There clearly has to be some sort of powerful incentive to get your administration, the Congress and the rest of the world’s governments moving more quickly on the transition to a post fossil fuels world. At the minute, the only incentive on the horizon that seems able to get everybody’s attention is high gasoline prices and actual shortages. Earlier this year we were getting close to taking action when oil was pushing $150 a barrel and the campaigns could talk of little else. However the perturbations of the financial crisis intervened and gasoline went back down to last year’s prices.
Nothing stands still these days so by the time you are inaugurated it is a good bet that the OPEC cartel will have managed to cut production enough to start driving prices upwards again, perhaps not to $150, but perhaps enough to get people’s attention and raise fears of inflationary pressures .

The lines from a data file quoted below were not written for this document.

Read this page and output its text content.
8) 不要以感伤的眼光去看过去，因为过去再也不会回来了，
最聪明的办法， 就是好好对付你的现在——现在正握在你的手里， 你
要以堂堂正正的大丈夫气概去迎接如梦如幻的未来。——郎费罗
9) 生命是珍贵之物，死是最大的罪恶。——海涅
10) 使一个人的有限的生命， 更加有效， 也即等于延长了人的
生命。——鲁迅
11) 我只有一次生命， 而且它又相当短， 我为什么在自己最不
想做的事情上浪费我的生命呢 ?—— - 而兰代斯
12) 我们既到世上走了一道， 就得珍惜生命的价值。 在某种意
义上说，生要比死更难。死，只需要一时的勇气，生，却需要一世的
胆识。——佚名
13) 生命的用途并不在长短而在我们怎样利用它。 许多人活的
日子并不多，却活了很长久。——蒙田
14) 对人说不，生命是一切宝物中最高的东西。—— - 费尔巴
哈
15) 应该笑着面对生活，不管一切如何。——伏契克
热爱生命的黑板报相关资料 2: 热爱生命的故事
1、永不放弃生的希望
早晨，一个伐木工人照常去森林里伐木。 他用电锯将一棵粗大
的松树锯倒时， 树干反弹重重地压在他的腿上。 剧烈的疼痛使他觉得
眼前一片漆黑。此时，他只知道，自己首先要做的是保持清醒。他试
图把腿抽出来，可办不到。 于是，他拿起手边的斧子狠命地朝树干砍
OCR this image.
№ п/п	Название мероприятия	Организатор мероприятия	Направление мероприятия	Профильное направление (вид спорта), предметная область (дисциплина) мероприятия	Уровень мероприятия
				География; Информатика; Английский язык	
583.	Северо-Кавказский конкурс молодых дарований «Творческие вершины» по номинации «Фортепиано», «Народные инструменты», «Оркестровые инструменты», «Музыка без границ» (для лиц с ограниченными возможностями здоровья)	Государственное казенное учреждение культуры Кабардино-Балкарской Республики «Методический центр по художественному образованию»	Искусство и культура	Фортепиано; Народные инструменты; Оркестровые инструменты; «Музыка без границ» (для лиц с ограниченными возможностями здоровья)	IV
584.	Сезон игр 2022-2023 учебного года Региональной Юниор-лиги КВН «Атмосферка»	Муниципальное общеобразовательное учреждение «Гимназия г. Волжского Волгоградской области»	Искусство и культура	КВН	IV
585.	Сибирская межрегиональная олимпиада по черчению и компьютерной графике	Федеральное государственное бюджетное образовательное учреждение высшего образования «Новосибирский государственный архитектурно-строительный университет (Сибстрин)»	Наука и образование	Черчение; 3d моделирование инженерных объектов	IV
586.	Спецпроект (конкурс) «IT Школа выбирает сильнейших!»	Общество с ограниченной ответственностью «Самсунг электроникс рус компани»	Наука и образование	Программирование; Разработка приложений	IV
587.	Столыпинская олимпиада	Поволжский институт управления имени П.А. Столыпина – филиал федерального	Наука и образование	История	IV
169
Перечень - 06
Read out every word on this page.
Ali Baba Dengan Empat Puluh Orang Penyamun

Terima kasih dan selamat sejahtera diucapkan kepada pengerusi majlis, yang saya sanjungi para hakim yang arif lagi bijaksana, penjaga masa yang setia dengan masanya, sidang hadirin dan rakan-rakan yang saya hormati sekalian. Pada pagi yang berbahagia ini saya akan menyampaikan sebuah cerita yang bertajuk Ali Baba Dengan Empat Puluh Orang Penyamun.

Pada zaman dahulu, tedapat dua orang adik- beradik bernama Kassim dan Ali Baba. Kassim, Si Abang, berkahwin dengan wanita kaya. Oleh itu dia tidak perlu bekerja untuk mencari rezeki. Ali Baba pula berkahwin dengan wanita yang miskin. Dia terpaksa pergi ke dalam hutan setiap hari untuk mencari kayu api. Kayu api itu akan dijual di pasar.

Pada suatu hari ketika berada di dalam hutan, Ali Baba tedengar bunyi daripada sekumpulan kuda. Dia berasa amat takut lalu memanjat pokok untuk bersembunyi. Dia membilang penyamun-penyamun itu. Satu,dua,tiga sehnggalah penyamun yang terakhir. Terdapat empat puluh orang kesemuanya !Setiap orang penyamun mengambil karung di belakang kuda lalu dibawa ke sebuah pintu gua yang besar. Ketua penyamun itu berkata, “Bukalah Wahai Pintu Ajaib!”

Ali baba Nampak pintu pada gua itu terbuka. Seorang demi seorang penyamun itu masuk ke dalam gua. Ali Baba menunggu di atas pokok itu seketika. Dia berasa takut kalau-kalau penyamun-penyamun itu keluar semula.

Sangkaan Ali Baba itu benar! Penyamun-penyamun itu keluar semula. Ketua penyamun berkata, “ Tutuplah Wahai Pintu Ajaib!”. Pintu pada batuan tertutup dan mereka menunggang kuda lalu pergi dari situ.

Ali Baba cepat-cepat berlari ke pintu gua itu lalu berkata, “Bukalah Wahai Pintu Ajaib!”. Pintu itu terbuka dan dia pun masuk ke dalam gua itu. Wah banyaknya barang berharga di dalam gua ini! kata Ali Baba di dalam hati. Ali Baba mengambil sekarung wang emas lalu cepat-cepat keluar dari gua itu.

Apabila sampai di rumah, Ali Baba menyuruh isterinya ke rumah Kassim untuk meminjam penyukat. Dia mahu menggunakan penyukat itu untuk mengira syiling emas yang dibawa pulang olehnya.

Sometime during your first year in office, your new Secretary of Energy is likely to come by and lay out the problem for you – world oil production is going down – perhaps faster than imagined; world oil exports are dropping even faster; prices are rising; and new domestic supplies will never make up the difference. The bottom line will be that the country is going to have to get along with steadily decreasing amounts of oil each year for the foreseeable future and that much will have to change if the economy is to continue to function.
It may take some time before you appreciate all the consequences of oil depletion. They will be everywhere. Transportation costs will go much higher. The GDP will slide. Jobs will disappear, and shortages will develop. At some point there will be a general agreement that looking for more fossil fuels or that a large scale effort to convert coal to liquid fuel is hopeless. A massive overhaul of the U.S. economy including transportation, lifestyles, jobs, agriculture, and industrial production will be necessary if we are going to continue running a civilization with declining quantities of fossil fuel.
This national epiphany will be the beginning of the great transition that will dominate the U.S. government and the world for many decades. New governmental organizations, policies, and procedures will be necessary to effect the transition for it will involve nearly every aspect of modern life. Do not be tempted by the notion that the markets alone can deal with this transition. A few minutes’ reflection on what will be involved in forced reductions in the use of fossil fuels while still maintaining social order and some semblance of 20th century lifestyles will lead to the realization that this can only be accomplished by government coordination. We are no longer in the 19th century living on scattered self-sufficient farms. There are 300 million of us in the United States today, and we are totally, utterly, completely dependent on fossil fuels for our being.
The challenge just ahead is going to be the greatest since the Republic was founded. It will dwarf the challenges of the War Between the States, the Great Depression and World War II and will test your leadership to the utmost.